Implemented design from Lei Wang and Xiaodong Wang (2018) paper "A Simple and Space Efficient Segment Tree Implementation" - https://arxiv.org/pdf/1807.05356.pdf
The exercise is to write a computer program in Python3 (only using the standard library) to calculate the coverage for each of the positions in loci.csv, based on the reads in reads.csv.
two columns corresponding to the start position and length of the read.
start,length
this file contains 1000 positions of interest and a blank "coverage" column. In the course of this exercise, populate the coverage column with the number of reads overlapping that position.
position,coverage
N = # lines in reads.csv, aka segments = ~2 million n = # of unique endpoints in N k = # lines of loci (queries) = 1000
I first considered the performance of the naive solution, checking each point in loci against every interval in reads, which would take O(N*k). since loci is relatively short, this might not be completely terrible despite being the brute force solution.
Then I thought about pre-processing a sorted list of segments, and binary search tree. That would be O(Nlog(N)) one time for the sort, and O(Nlog(N)) for each query. again, loci being so short, this might not be bad. In the case where we would have lots more than 1000 of queries (likely), it seems worth seeking a more efficient way to make queries cheap.
This problem seems to be a stabbing query specific sub-problem of the interval and segment tree problems. Specifically, we want to minimize the number of reads we check in order to count the number of overlapping segments given a integer position.
Using a segment tree (binary tree that stores segment information in its inherent structure) should allow us to count the number of overlapping intervals in O(k + log(n)) time, where n is the number of distinct intervals (smaller than our N segments) and k is the number of retrieved intervals during a query.

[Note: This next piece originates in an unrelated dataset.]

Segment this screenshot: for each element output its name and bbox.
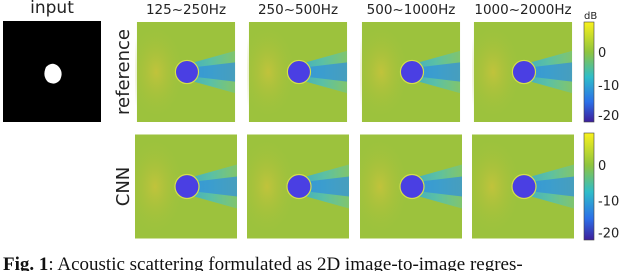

In this case, the height of our tree which is log(n), giving us O(2log(n)) -> O(log(n)) cost per query. We would also have to store each node object’s attributes for left and right children and counts and intervals.
However, we can do a little better by using a heap structure, we can avoid storing any structure and just navigate our tree by some “Fun” Heap Math! (jazz hands). Instead we can store the values in an arbitrary data structure for later access based on its node index. we will use an array. By doing this, we can reduce the storage cost of the tree down to a 2n-1 size array to store counts, an n size array for the points values, and reduce the cost of each stab query down to O(log(n)), I believe is the optimal possible query cost.

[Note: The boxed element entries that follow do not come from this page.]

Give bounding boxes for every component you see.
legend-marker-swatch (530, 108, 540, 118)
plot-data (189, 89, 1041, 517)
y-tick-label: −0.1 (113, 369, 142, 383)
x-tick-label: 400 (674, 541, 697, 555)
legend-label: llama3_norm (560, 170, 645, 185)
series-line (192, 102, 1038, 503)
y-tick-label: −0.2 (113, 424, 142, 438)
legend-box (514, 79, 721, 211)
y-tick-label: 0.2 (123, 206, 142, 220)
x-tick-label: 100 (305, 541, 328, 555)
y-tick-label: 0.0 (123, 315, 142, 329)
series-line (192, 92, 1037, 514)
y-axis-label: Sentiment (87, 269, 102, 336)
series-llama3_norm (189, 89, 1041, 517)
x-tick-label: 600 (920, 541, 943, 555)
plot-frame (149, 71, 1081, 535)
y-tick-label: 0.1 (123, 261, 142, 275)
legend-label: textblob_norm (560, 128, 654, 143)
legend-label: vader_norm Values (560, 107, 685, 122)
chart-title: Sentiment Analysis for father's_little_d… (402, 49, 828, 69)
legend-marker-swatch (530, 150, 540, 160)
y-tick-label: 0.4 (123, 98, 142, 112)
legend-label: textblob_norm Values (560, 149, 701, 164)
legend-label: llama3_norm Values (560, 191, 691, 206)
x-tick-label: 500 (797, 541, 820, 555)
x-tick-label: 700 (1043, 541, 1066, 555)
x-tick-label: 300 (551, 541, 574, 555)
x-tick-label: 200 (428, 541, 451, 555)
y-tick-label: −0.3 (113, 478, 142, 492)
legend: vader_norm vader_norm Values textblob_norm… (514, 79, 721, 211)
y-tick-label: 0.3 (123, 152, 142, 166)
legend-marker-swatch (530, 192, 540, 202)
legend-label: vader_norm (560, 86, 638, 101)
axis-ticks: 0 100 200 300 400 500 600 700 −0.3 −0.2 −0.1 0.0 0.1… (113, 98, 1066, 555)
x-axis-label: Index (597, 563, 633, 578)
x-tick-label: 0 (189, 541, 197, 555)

Once the tree has been populated, it has statically encoded the intervals, since I only implemented insert and no delete, update or other heap functions. In order to avoid retraining (the longest part by far), I pickled the populated segment tree for quick loading if we want to make new stab queries not in loci.csv. Similarly for the points, I saved them to a text file to avoid reprocessing it every time.
I also plotted the values in reads and loci to get an idea of their distributions, and found that most segments are around 150 in length (very short), there are many repeat segments, and there are large ranges that are totally uncovered. Loci.csv however, having only 1000 values, is sparsely distributed by comparison.
What follows are optimizations in preprocessing that could improve this specific exercise, but may not be wanted in most applications. If we really really didn’t care about maintaining all reads, and our segment tree being generalizable outside of the exact set of given loci (we probably would care in a pipeline), we could reduce our N reads and n points by removing all segments outside some margin outside the furthest left (worst case max segment length) and right points in loci.csv. Similarly, we could remove any segment too far away from each point in loci, to encode the smallest segment tree necessary to answer the queries in loci.csv.